I created a small package here:

The README happens to conclude with an example expression whose type is a singleton type, meaning it is completely in contained in the type domain. NB: that example depends on the fact that the relevant operations are also of singleton type.

Probably gonna register this soon, after checking off some of the to-dos.

1 Like

Package announcement:

Very cool package. I’m playing around with it, and the ideas are interesting.

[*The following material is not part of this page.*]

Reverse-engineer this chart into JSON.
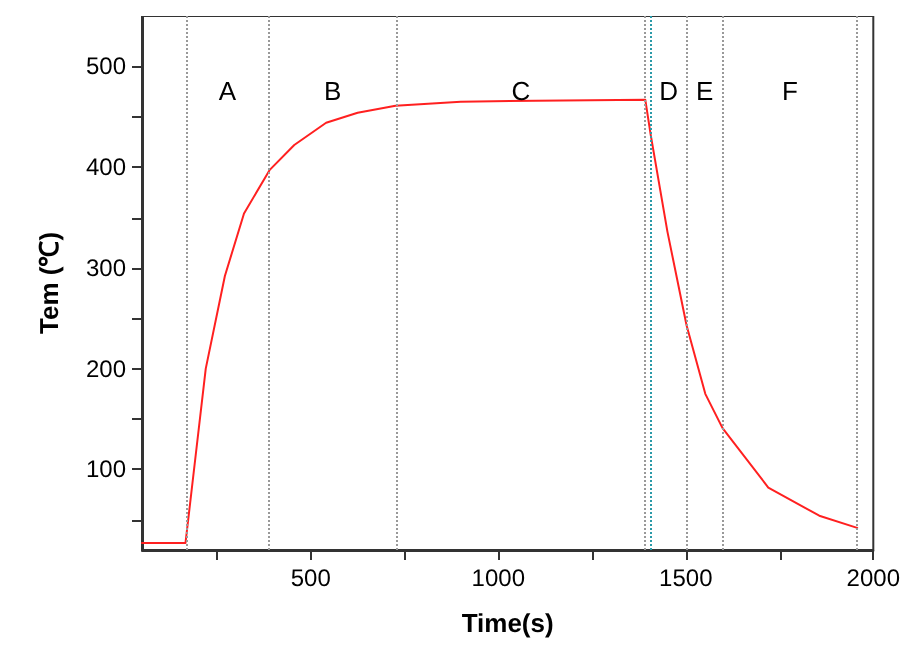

I now think I did not mention some desiderata in the original design, which led me to include the forwards in my original example. Given you can evaluate an expression quickly, the actual problem to solve using that ability is to optimize paramaters in the expression using stochastic gradient descent. Now, Polish notation gives me helpful indices useful for referring to the output of every node in the expression, which will be needed when I do the reverse pass and backpropagate the gradients.

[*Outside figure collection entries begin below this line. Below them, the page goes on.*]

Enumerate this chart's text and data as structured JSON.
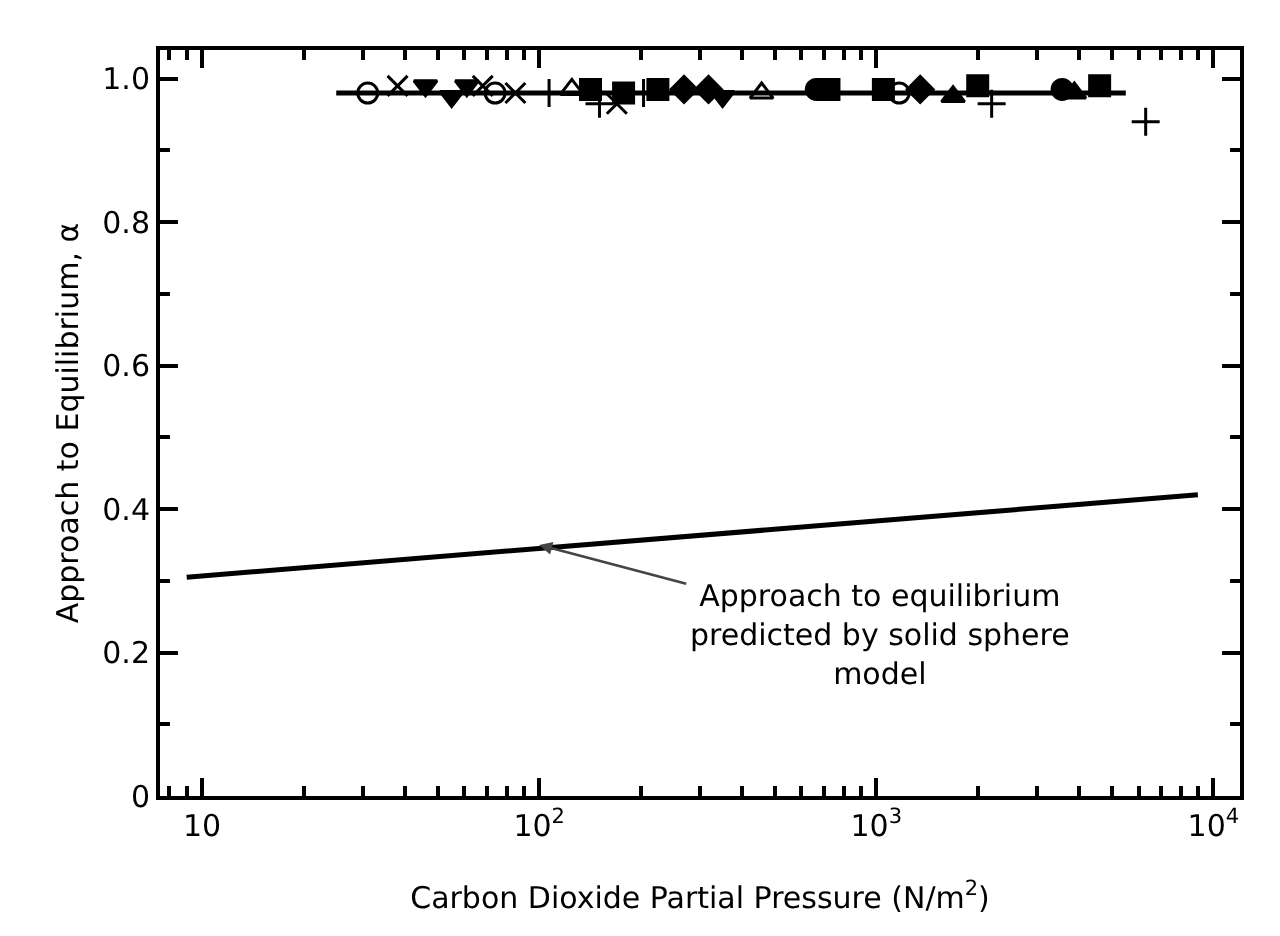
{
  "chart_data": {
    "type": "scatter",
    "xlabel": "Carbon Dioxide Partial Pressure (N/m$^{2}$)",
    "ylabel": "Approach to Equilibrium, α",
    "log": "x",
    "xlim": [
      7.5,
      12000
    ],
    "ylim": [
      0,
      1.04
    ],
    "xticks": [
      10,
      {
        "value": 100,
        "label": "10$^{2}$"
      },
      {
        "value": 1000,
        "label": "10$^{3}$"
      },
      {
        "value": 10000,
        "label": "10$^{4}$"
      }
    ],
    "yticks": [
      0,
      0.2,
      0.4,
      0.6,
      0.8,
      {
        "value": 1,
        "label": "1.0"
      }
    ],
    "grid": false,
    "series": [
      {
        "type": "line",
        "color": "#000000",
        "marker": "none",
        "line_style": "solid",
        "x": [
          25,
          5500
        ],
        "values": [
          0.98,
          0.98
        ]
      },
      {
        "type": "line",
        "color": "#000000",
        "marker": "none",
        "line_style": "solid",
        "x": [
          9,
          9000
        ],
        "values": [
          0.305,
          0.42
        ]
      },
      {
        "color": "#000000",
        "marker": "circle-open",
        "x": [
          31,
          74,
          1170
        ],
        "values": [
          0.98,
          0.98,
          0.98
        ]
      },
      {
        "color": "#000000",
        "marker": "x",
        "x": [
          38,
          68,
          85,
          170
        ],
        "values": [
          0.99,
          0.99,
          0.98,
          0.965
        ]
      },
      {
        "color": "#000000",
        "marker": "triangle-down",
        "x": [
          46,
          55,
          61,
          350
        ],
        "values": [
          0.99,
          0.975,
          0.99,
          0.975
        ]
      },
      {
        "color": "#000000",
        "marker": "cross",
        "x": [
          107,
          151,
          204,
          2200,
          6300
        ],
        "values": [
          0.98,
          0.965,
          0.98,
          0.965,
          0.94
        ]
      },
      {
        "color": "#000000",
        "marker": "triangle-open",
        "x": [
          125,
          457
        ],
        "values": [
          0.985,
          0.98
        ]
      },
      {
        "color": "#000000",
        "marker": "square",
        "x": [
          142,
          178,
          225,
          724,
          1050,
          2000,
          4600
        ],
        "values": [
          0.985,
          0.98,
          0.985,
          0.985,
          0.985,
          0.99,
          0.99
        ]
      },
      {
        "color": "#000000",
        "marker": "diamond",
        "x": [
          269,
          318,
          1350
        ],
        "values": [
          0.985,
          0.985,
          0.985
        ]
      },
      {
        "color": "#000000",
        "marker": "circle",
        "x": [
          664,
          3560
        ],
        "values": [
          0.985,
          0.985
        ]
      },
      {
        "color": "#000000",
        "marker": "triangle",
        "x": [
          1690,
          3870
        ],
        "values": [
          0.975,
          0.98
        ]
      }
    ],
    "annotations": [
      {
        "text": "Approach to equilibrium\npredicted by solid sphere\nmodel",
        "x": 100,
        "y": 0.35
      }
    ]
  }
}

In CallableExpressions.jl, my intuition given that the expression itself is now neatly packed into the types, the ability to locate and read/edit the outputs/gradient updates seems to be lost. Interested to hear your take on this.

Though I will try shoving one of your expression types through Zygote and will see what happens.

EDIT: On my machine, the forward evaluation of the example expression in your README takes around 90ns, and finding the gradient of that using Zygote wrt x and y takes 25µs. An implementation like the one above measures 200ns on the forward evaluation, but only 600ns to calculate the gradient (also using Zygote, but separately on each node).

1 Like

I studied your code some more and wrote a way to get the polish notation into the type system as well. The difference is that I can also maintain the output of every node. The overall weakness of these approaches seems to be a quickly growing compile time, 16 nodes already take 70ms on my machine just for the compilation, which mostly offsets the crazy speeds you can get later.

The code:

struct ProgEnd end
struct Term{next,value,ix} end
struct Variable{next,name,ix} end
struct Unary{next,op,ix,childix} end
struct Binary{next,op,ix,lchildix,rchildix} end


# binary tree:     exp(x) + y
# polish notation: + exp x y
pend = ProgEnd()
p = Binary{pend,+,1,2,4}()
e = Unary{p,exp,2,3}()
v2 = Variable{e,:y,4}()
v1 = Variable{v2,:x,3}()

function evalexpr!(::Vector{Float32}, ::ProgEnd, subs)
end

function evalexpr!(fwds::Vector{Float32}, ::Binary{next,op,ix,lix,rix}, subs) where {next,op,ix,lix,rix}
    @inbounds fwds[ix] = op(fwds[lix], fwds[rix])
    evalexpr!(fwds, next, subs)
end

function evalexpr!(fwds::Vector{Float32}, ::Unary{next,op,ix,lix}, subs) where {next,op,ix,lix}
    @inbounds fwds[ix] = op(fwds[lix])
    evalexpr!(fwds, next, subs)
end

function evalexpr!(fwds::Vector{Float32}, ::Term{next,value,ix}, subs) where {next,value,ix,}
    @inbounds fwds[ix] = value
    evalexpr!(fwds, next, subs)
end

function evalexpr!(fwds::Vector{Float32}, ::Variable{next,name,ix}, subs::NT) where {next,name,ix,NT<:NamedTuple}
    @inbounds fwds[ix] = subs[name]
    evalexpr!(fwds, next, subs)
end

fwds = zeros(Float32, 4)
data = (; x=2, y=3)
evalexpr!(fwds, v1, data)
# on my machine, 3ms to compile, 10ns to evaluate

It’s easy to get AD in there as well, but that adds another 100ms to compilation times! For now, I think this is as good as it gets. I’d love to know more julia internals, the compiled output for math expressions is so simple that I feel I should be able to jump in at some levels lower than julia code, and in that manner avoid some of the compilation overhead.